When I was in Graduate School at Catholic University of America in the 1950's, working on a doctoral thesis in literary theory, it was very much impressed upon us that we must consider what everyone else had said about our particular thesis, in order that each one's particular contribution might be truly of some value in our chosen field, and neither redundant nor meaningless with regard to others. In other words, research and writing were supposed to take place in an atmosphere of charitable conversation or even debate, not unlike that of the medieval university.

Today, the internet is going far towards replacing, if only temporarily, that medieval institution, whether for good or for evil. And so, I take up my pen and begin to converse with Mister or Master Donachie. A friend has sent me some 29 pages of text on the subject of heliocentrism and in defense of geocentrism, fully exposing the contradiction of a heliocentric cosmology. Hooray! It is about time! Master Donachie is obviously an engineer and what in Europe is termed a polytechnician. He is also equally skilled on the golf course and his analogies are very enlightening. I rejoice at his demonstrations that our blessed temporary home of earth is of necessity, a body-part at rest, having much influence by reason of its centrality in the rest of the cosmos. I hope Master Donachie will take the time to read and conside my papers on Newton's laws of motion and my thesis that the universe is a vast body, entirely physical-material, but with a spherical shape and hierarchical form, as its formal cause. This is explained at length elsewhere. Here I would only wish to take some exception to Master Donachie's definition of motion as a quality.

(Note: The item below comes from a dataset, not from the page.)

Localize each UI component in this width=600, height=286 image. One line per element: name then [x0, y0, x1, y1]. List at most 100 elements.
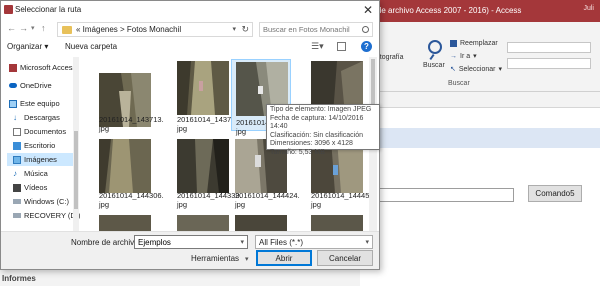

The scholastics and St. Thomas, all following Aristotle, defined motion as the passing from potency to art in some subject acted upon by an agent in act. The subject acted upon must have the proper disposition with respect to the potency being targeted for actualization. We think of most motion as transitive, that is, a change from one place to another place. This is local motion. But actually, all motion is local because all motion, - all change (motion and change are the same), occurs in a place, whether exterior to the agent and patient or interior to the agent and/or patient. Therefore, we have transitive or immanent motion. When I walk or drive or fly from one place to another, both distance and speed of the motion/change can be measured. Time is precisely the measure of the motion. Therefore, we say it takes me an hour (time), to walk from Nazareth Village to Bardstown, the distance of two miles, if I walk briskly. The only quality here is that of the briskness, but even that depends upon the speed, i.e., quantity of my briskness. So, this local motion is entirely quantitative. Immanent action issues more likely in qualities such as heat and light.

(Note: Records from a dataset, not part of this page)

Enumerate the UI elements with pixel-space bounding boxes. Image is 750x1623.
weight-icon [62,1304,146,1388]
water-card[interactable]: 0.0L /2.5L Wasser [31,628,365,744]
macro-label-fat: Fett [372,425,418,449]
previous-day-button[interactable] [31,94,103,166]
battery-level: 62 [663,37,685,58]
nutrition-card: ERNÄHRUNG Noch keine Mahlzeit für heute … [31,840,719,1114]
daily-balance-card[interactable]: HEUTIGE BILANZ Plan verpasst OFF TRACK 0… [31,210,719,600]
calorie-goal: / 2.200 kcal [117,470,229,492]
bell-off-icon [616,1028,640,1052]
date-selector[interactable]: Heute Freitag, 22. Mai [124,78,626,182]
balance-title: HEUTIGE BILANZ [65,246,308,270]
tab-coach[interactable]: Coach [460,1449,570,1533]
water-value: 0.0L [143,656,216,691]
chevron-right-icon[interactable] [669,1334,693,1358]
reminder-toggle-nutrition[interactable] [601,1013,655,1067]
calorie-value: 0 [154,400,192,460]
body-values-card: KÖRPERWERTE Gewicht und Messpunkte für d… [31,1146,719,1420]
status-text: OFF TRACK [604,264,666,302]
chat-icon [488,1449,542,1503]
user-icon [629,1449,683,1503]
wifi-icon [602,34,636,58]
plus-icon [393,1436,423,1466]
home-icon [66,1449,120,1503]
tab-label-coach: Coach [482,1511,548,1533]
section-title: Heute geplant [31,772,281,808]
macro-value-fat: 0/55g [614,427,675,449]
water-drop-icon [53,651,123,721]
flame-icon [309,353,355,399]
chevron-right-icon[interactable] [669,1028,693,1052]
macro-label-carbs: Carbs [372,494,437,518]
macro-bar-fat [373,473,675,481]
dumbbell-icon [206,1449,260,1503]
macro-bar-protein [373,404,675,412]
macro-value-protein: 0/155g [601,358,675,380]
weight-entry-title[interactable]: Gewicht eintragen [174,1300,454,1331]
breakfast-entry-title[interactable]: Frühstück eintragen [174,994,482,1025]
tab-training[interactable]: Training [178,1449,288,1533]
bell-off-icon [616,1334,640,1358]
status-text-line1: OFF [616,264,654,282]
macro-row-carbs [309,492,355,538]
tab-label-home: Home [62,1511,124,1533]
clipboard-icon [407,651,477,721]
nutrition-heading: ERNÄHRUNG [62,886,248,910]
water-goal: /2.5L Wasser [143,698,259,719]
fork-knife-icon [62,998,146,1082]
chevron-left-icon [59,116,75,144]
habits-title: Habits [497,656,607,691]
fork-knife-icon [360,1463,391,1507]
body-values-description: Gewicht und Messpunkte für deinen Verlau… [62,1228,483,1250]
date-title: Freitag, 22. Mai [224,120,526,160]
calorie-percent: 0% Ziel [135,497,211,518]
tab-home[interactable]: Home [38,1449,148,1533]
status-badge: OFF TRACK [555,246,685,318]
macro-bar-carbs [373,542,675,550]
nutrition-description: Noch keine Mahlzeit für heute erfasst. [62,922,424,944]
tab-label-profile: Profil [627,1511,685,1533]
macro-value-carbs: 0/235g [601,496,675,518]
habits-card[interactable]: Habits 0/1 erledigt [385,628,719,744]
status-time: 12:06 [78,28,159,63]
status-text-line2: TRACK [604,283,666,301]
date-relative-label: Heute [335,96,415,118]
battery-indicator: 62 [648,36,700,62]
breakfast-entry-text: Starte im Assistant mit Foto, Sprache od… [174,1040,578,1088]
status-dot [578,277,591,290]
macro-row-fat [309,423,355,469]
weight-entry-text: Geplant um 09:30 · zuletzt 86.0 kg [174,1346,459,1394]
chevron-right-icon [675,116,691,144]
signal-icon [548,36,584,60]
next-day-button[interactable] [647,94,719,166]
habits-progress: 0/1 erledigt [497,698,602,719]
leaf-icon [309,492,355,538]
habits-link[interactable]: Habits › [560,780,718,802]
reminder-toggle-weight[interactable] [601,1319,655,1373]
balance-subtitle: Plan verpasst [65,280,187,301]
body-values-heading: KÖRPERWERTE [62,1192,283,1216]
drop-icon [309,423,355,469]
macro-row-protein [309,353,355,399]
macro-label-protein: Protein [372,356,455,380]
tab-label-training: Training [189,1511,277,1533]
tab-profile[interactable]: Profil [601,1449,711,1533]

The exercises I must do in my body, in order to keep healthy, (so they tell me), proceed from the agency of my will in act and are aimed at those parts of my body in need of stimulation, for example, my arms and legs. So I am put on the bike by my will in act, though with some trepidation with respect to the sciatic nerve which lurks there somewhere waiting to be activated, which is to say inflamed, causing great pain. These potentialities for pain and for disease and eventual corruption, are the direct effects in our human nature of Adam's sin, - effects which, by the way, were completely absent only in the Sacred Humanity of Our Blessed Lord and His Immaculate Mother Mary. The nurse is always asking me to tell her where my pain registers on a scale of 1 to 10. This, of course, is a completely subjective value, but it is quantitative, not qualitative. They really don't care much for my subjective, qualitative effects of the pain. The medicine they give me is scaled to the measurement, as far as they can get it, of the exact amount of my pain! Impossible task! But the only way. And so it goes.

All motion is change of some kind, and all change involves motion of some kind, whether exterior or interior. The motions of the particles of the atomic elements, especially the electrons, are the most interesting. We need to incorporate all this polytechnic information into our supporting sciences: The mathematical certitudes of the earth at rest and the heavenly spheres revolving with their celestial inhabitants. The authority of the Church and the clarity of the Divine Revelation are the ultimate sources of authority that come from God.